Abstract
Genotype imputation is an indispensable step in human genetic studies. Large reference panels with deeply sequenced genomes now allow interrogating variants with minor allele frequency < 1% without sequencing. While it is critical to consider limits of this approach, imputation methods for rare variants have only done so empirically; the theoretical basis of their imputation accuracy has not been explored. To provide theoretical consideration of imputation accuracy under the current imputation framework, we develop a coalescent model of imputing rare variants, leveraging the joint genealogy of the sample to be imputed and reference individuals. We show that broadly used imputation algorithms includes model misspecifications about this joint genealogy that limit the ability to correctly impute rare variants. We develop closed-form solutions for the probability distribution of this joint genealogy and quantify the inevitable error rate resulting from the model misspecification across a range of allele frequencies and reference sample sizes. We show that the probability of a falsely imputed minor allele decreases with reference sample size, but the proportion of falsely imputed minor alleles mostly depends on the allele count in the reference sample. We summarize the impact of this error on genotype imputation on association tests by calculating the r2 between imputed and true genotype and show that even when modeling other sources of error, the impact of the model misspecification have a significant impact on the r2 of rare variants. To evaluate these predictions in practice, we compare the imputation of the same dataset across imputation panels of different sizes.

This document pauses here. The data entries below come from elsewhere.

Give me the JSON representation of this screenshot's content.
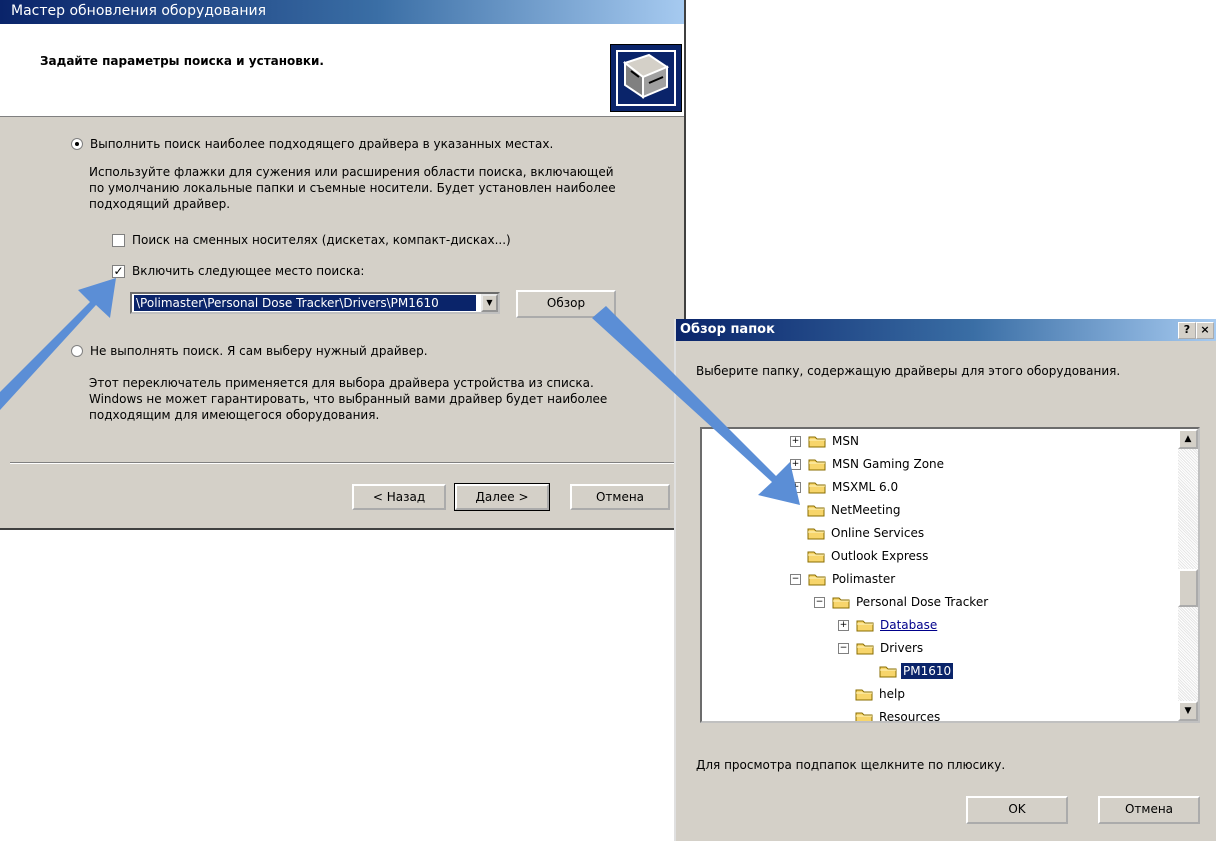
{
  "wizard": {
    "title": "Мастер обновления оборудования",
    "heading": "Задайте параметры поиска и установки.",
    "option_search": "Выполнить поиск наиболее подходящего драйвера в указанных местах.",
    "search_description": [
      "Используйте флажки для сужения или расширения области поиска, включающей",
      "по умолчанию локальные папки и съемные носители. Будет установлен наиболее",
      "подходящий драйвер."
    ],
    "checkbox_removable": "Поиск на сменных носителях (дискетах, компакт-дисках...)",
    "checkbox_include_location": "Включить следующее место поиска:",
    "location_value": "\\Polimaster\\Personal Dose Tracker\\Drivers\\PM1610",
    "browse_button": "Обзор",
    "option_manual": "Не выполнять поиск. Я сам выберу нужный драйвер.",
    "manual_description": [
      "Этот переключатель применяется для выбора драйвера устройства из списка.",
      "Windows не может гарантировать, что выбранный вами драйвер будет наиболее",
      "подходящим для имеющегося оборудования."
    ],
    "back_button": "< Назад",
    "next_button": "Далее >",
    "cancel_button": "Отмена"
  },
  "browse": {
    "title": "Обзор папок",
    "help_button": "?",
    "close_button": "×",
    "prompt": "Выберите папку, содержащую драйверы для этого оборудования.",
    "tree": [
      {
        "label": "MSN",
        "expander": "+"
      },
      {
        "label": "MSN Gaming Zone",
        "expander": "+"
      },
      {
        "label": "MSXML 6.0",
        "expander": "+"
      },
      {
        "label": "NetMeeting",
        "expander": ""
      },
      {
        "label": "Online Services",
        "expander": ""
      },
      {
        "label": "Outlook Express",
        "expander": ""
      },
      {
        "label": "Polimaster",
        "expander": "−"
      },
      {
        "label": "Personal Dose Tracker",
        "expander": "−"
      },
      {
        "label": "Database",
        "expander": "+"
      },
      {
        "label": "Drivers",
        "expander": "−"
      },
      {
        "label": "PM1610",
        "expander": ""
      },
      {
        "label": "help",
        "expander": ""
      },
      {
        "label": "Resources",
        "expander": ""
      }
    ],
    "footer": "Для просмотра подпапок щелкните по плюсику.",
    "ok_button": "OK",
    "cancel_button": "Отмена"
  },
  "colors": {
    "dialog_bg": "#d4d0c8",
    "title_start": "#0a246a",
    "title_end": "#a6caf0",
    "selection": "#0a246a",
    "annotation_arrow": "#5b8ed6"
  }
}
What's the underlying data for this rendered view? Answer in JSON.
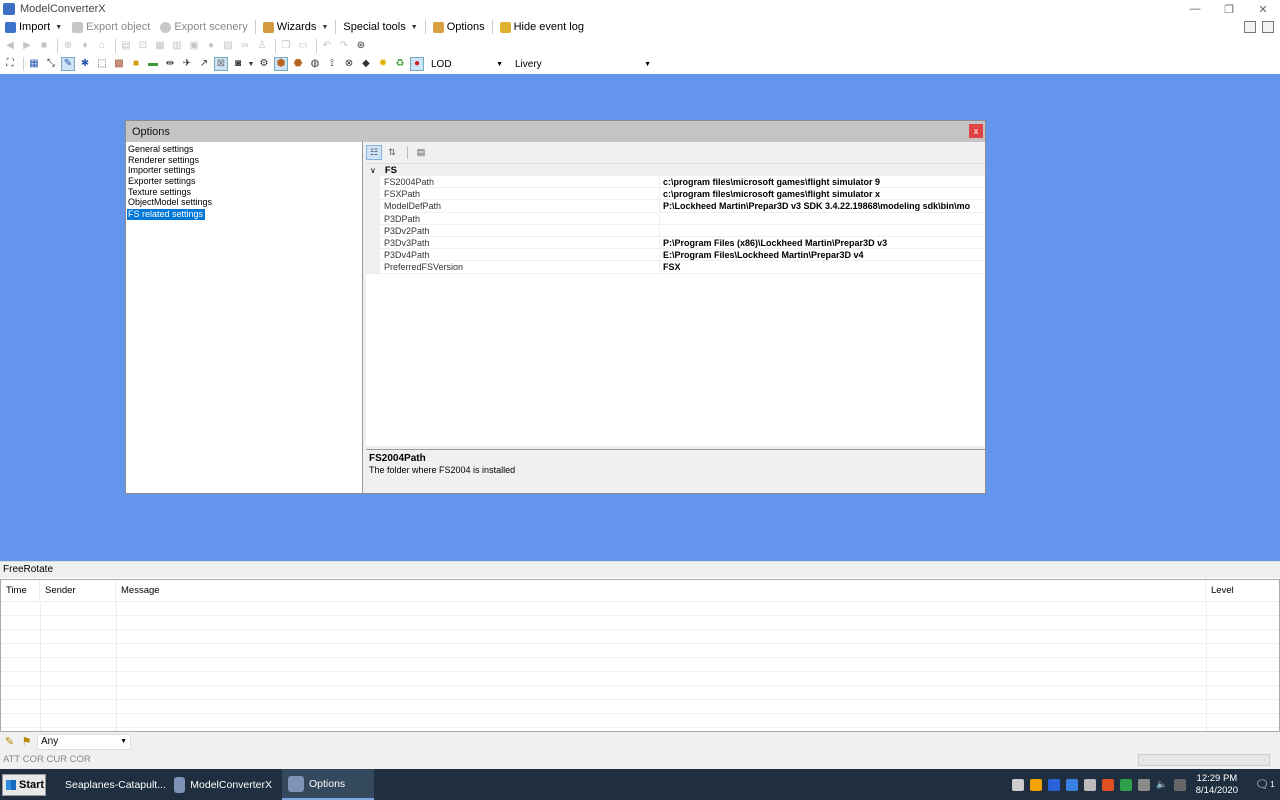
{
  "window": {
    "title": "ModelConverterX",
    "minimize_icon": "—",
    "restore_icon": "❐",
    "close_icon": "✕"
  },
  "menu": {
    "import": "Import",
    "export_object": "Export object",
    "export_scenery": "Export scenery",
    "wizards": "Wizards",
    "special_tools": "Special tools",
    "options": "Options",
    "hide_event_log": "Hide event log"
  },
  "toolbar": {
    "lod_label": "LOD",
    "livery_label": "Livery"
  },
  "dialog": {
    "title": "Options",
    "close_label": "x",
    "settings_list": [
      "General settings",
      "Renderer settings",
      "Importer settings",
      "Exporter settings",
      "Texture settings",
      "ObjectModel settings",
      "FS related settings"
    ],
    "selected_index": 6,
    "property_grid": {
      "category": "FS",
      "rows": [
        {
          "name": "FS2004Path",
          "value": "c:\\program files\\microsoft games\\flight simulator 9"
        },
        {
          "name": "FSXPath",
          "value": "c:\\program files\\microsoft games\\flight simulator x"
        },
        {
          "name": "ModelDefPath",
          "value": "P:\\Lockheed Martin\\Prepar3D v3 SDK 3.4.22.19868\\modeling sdk\\bin\\mo"
        },
        {
          "name": "P3DPath",
          "value": ""
        },
        {
          "name": "P3Dv2Path",
          "value": ""
        },
        {
          "name": "P3Dv3Path",
          "value": "P:\\Program Files (x86)\\Lockheed Martin\\Prepar3D v3"
        },
        {
          "name": "P3Dv4Path",
          "value": "E:\\Program Files\\Lockheed Martin\\Prepar3D v4"
        },
        {
          "name": "PreferredFSVersion",
          "value": "FSX"
        }
      ]
    },
    "description": {
      "title": "FS2004Path",
      "text": "The folder where FS2004 is installed"
    }
  },
  "mode_label": "FreeRotate",
  "event_log": {
    "columns": [
      "Time",
      "Sender",
      "Message",
      "Level"
    ],
    "filter_value": "Any"
  },
  "status": {
    "text": "ATT COR  CUR COR"
  },
  "taskbar": {
    "start": "Start",
    "tasks": [
      "Seaplanes-Catapult...",
      "ModelConverterX",
      "Options"
    ],
    "time": "12:29 PM",
    "date": "8/14/2020",
    "notification_count": "1"
  },
  "colors": {
    "workspace": "#6495ed",
    "selection": "#0078d7",
    "taskbar": "#1f2f3f"
  }
}
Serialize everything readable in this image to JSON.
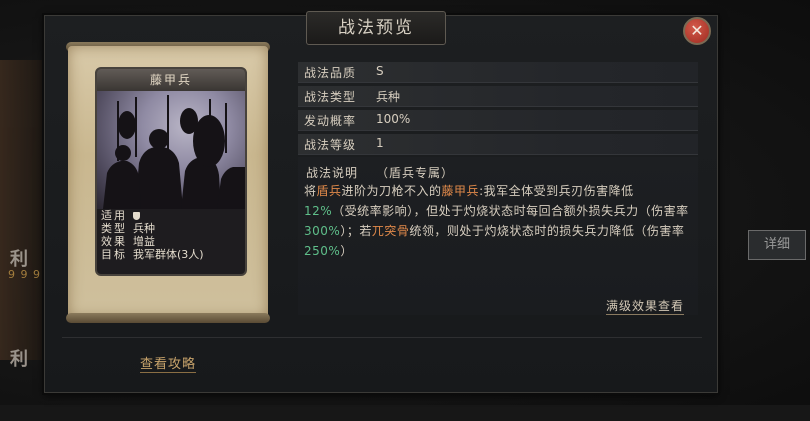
{
  "background": {
    "left_marks": [
      "利",
      "利"
    ],
    "digits": "9 9 9",
    "detail_button": "详细"
  },
  "dialog": {
    "title": "战法预览",
    "close_symbol": "✕",
    "card": {
      "name": "藤甲兵",
      "rows": [
        {
          "key": "适用",
          "value": ""
        },
        {
          "key": "类型",
          "value": "兵种"
        },
        {
          "key": "效果",
          "value": "增益"
        },
        {
          "key": "目标",
          "value": "我军群体(3人)"
        }
      ]
    },
    "guide_link": "查看攻略",
    "attributes": [
      {
        "label": "战法品质",
        "value": "S"
      },
      {
        "label": "战法类型",
        "value": "兵种"
      },
      {
        "label": "发动概率",
        "value": "100%"
      },
      {
        "label": "战法等级",
        "value": "1"
      }
    ],
    "description": {
      "label": "战法说明",
      "sub": "（盾兵专属）",
      "parts": {
        "p1": "将",
        "p2": "盾兵",
        "p3": "进阶为刀枪不入的",
        "p4": "藤甲兵",
        "p5": ":我军全体受到兵刃伤害降低",
        "p6": "12%",
        "p7": "（受统率影响），但处于灼烧状态时每回合额外损失兵力（伤害率",
        "p8": "300%",
        "p9": "）；若",
        "p10": "兀突骨",
        "p11": "统领，则处于灼烧状态时的损失兵力降低（伤害率",
        "p12": "250%",
        "p13": "）"
      }
    },
    "full_effect_link": "满级效果查看"
  },
  "colors": {
    "highlight_orange": "#e0894a",
    "highlight_green": "#5fbf8a",
    "close_red": "#b83a2c"
  }
}
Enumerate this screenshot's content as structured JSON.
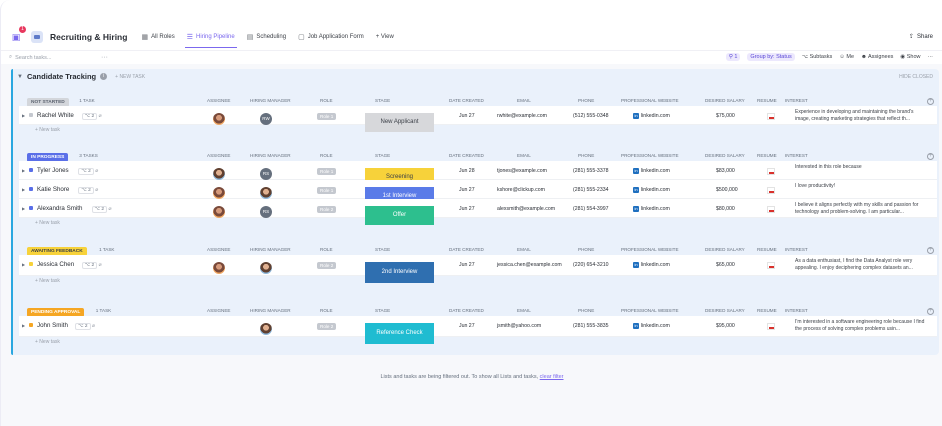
{
  "header": {
    "title": "Recruiting & Hiring",
    "notif_count": "1",
    "views": [
      {
        "label": "All Roles",
        "icon": "▦"
      },
      {
        "label": "Hiring Pipeline",
        "icon": "☰"
      },
      {
        "label": "Scheduling",
        "icon": "▤"
      },
      {
        "label": "Job Application Form",
        "icon": "▢"
      },
      {
        "label": "+ View",
        "icon": ""
      }
    ],
    "share_label": "Share"
  },
  "toolbar": {
    "search_placeholder": "Search tasks...",
    "more": "···",
    "filter_count": "1",
    "group_by": "Group by: Status",
    "subtasks": "Subtasks",
    "me": "Me",
    "assignees": "Assignees",
    "show": "Show",
    "more2": "···"
  },
  "list": {
    "title": "Candidate Tracking",
    "new_task": "+ NEW TASK",
    "hide_closed": "HIDE CLOSED",
    "columns": {
      "assignee": "ASSIGNEE",
      "manager": "HIRING MANAGER",
      "role": "ROLE",
      "stage": "STAGE",
      "date": "DATE CREATED",
      "email": "EMAIL",
      "phone": "PHONE",
      "website": "PROFESSIONAL WEBSITE",
      "salary": "DESIRED SALARY",
      "resume": "RESUME",
      "interest": "INTEREST"
    },
    "add_task": "+ New task"
  },
  "groups": [
    {
      "status": "NOT STARTED",
      "count": "1 TASK",
      "color": "#d3d6db",
      "text_color": "#5c6370",
      "rows": [
        {
          "name": "Rachel White",
          "subtasks": "2",
          "manager": "RW",
          "role": "Role 1",
          "stage": "New Applicant",
          "stage_color": "#d7d8db",
          "stage_text": "#3b3f46",
          "date": "Jun 27",
          "email": "rwhite@example.com",
          "phone": "(512) 555-0348",
          "website": "linkedin.com",
          "salary": "$75,000",
          "interest": "Experience in developing and maintaining the brand's image, creating marketing strategies that reflect th..."
        }
      ]
    },
    {
      "status": "IN PROGRESS",
      "count": "3 TASKS",
      "color": "#5a6fe8",
      "text_color": "#ffffff",
      "rows": [
        {
          "name": "Tyler Jones",
          "subtasks": "2",
          "manager": "RS",
          "role": "Role 1",
          "stage": "Screening",
          "stage_color": "#f7d23a",
          "stage_text": "#3b3f46",
          "date": "Jun 28",
          "email": "tjones@example.com",
          "phone": "(281) 555-3378",
          "website": "linkedin.com",
          "salary": "$83,000",
          "interest": "Interested in this role because"
        },
        {
          "name": "Katie Shore",
          "subtasks": "2",
          "manager": "",
          "role": "Role 1",
          "stage": "1st Interview",
          "stage_color": "#5a7be8",
          "stage_text": "#ffffff",
          "date": "Jun 27",
          "email": "kshore@clickup.com",
          "phone": "(281) 555-2334",
          "website": "linkedin.com",
          "salary": "$500,000",
          "interest": "I love productivity!"
        },
        {
          "name": "Alexandra Smith",
          "subtasks": "2",
          "manager": "RS",
          "role": "Role 2",
          "stage": "Offer",
          "stage_color": "#2dbf8e",
          "stage_text": "#ffffff",
          "date": "Jun 27",
          "email": "alexsmith@example.com",
          "phone": "(281) 554-3997",
          "website": "linkedin.com",
          "salary": "$80,000",
          "interest": "I believe it aligns perfectly with my skills and passion for technology and problem-solving. I am particular..."
        }
      ]
    },
    {
      "status": "AWAITING FEEDBACK",
      "count": "1 TASK",
      "color": "#f7d23a",
      "text_color": "#3b3f46",
      "rows": [
        {
          "name": "Jessica Chen",
          "subtasks": "2",
          "manager": "",
          "role": "Role 2",
          "stage": "2nd Interview",
          "stage_color": "#2f6fb0",
          "stage_text": "#ffffff",
          "date": "Jun 27",
          "email": "jessica.chen@example.com",
          "phone": "(220) 654-3210",
          "website": "linkedin.com",
          "salary": "$65,000",
          "interest": "As a data enthusiast, I find the Data Analyst role very appealing. I enjoy deciphering complex datasets an..."
        }
      ]
    },
    {
      "status": "PENDING APPROVAL",
      "count": "1 TASK",
      "color": "#f5a623",
      "text_color": "#ffffff",
      "rows": [
        {
          "name": "John Smith",
          "subtasks": "2",
          "manager": "",
          "role": "Role 2",
          "stage": "Reference Check",
          "stage_color": "#1fbcd1",
          "stage_text": "#ffffff",
          "date": "Jun 27",
          "email": "jsmith@yahoo.com",
          "phone": "(281) 555-3835",
          "website": "linkedin.com",
          "salary": "$95,000",
          "interest": "I'm interested in a software engineering role because I find the process of solving complex problems usin..."
        }
      ]
    }
  ],
  "footer": {
    "message": "Lists and tasks are being filtered out. To show all Lists and tasks,",
    "link": "clear filter"
  }
}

While this empirical imputation accuracy is substantially lower than our theoretical prediction, modeling misspecification seems to further decrease imputation accuracy for variants with low allele counts in the reference. These results provide a framework for developing new imputation algorithms and for interpreting rare variant association analyses.
Competing Interest Statement
The authors have declared no competing interest.
Footnotes
We added a new section on comparing empirical imputation accuracy with the theoretical bound. We added introductory Figure 1 and 2. The manuscript is substantially revised and to appear in Genetics.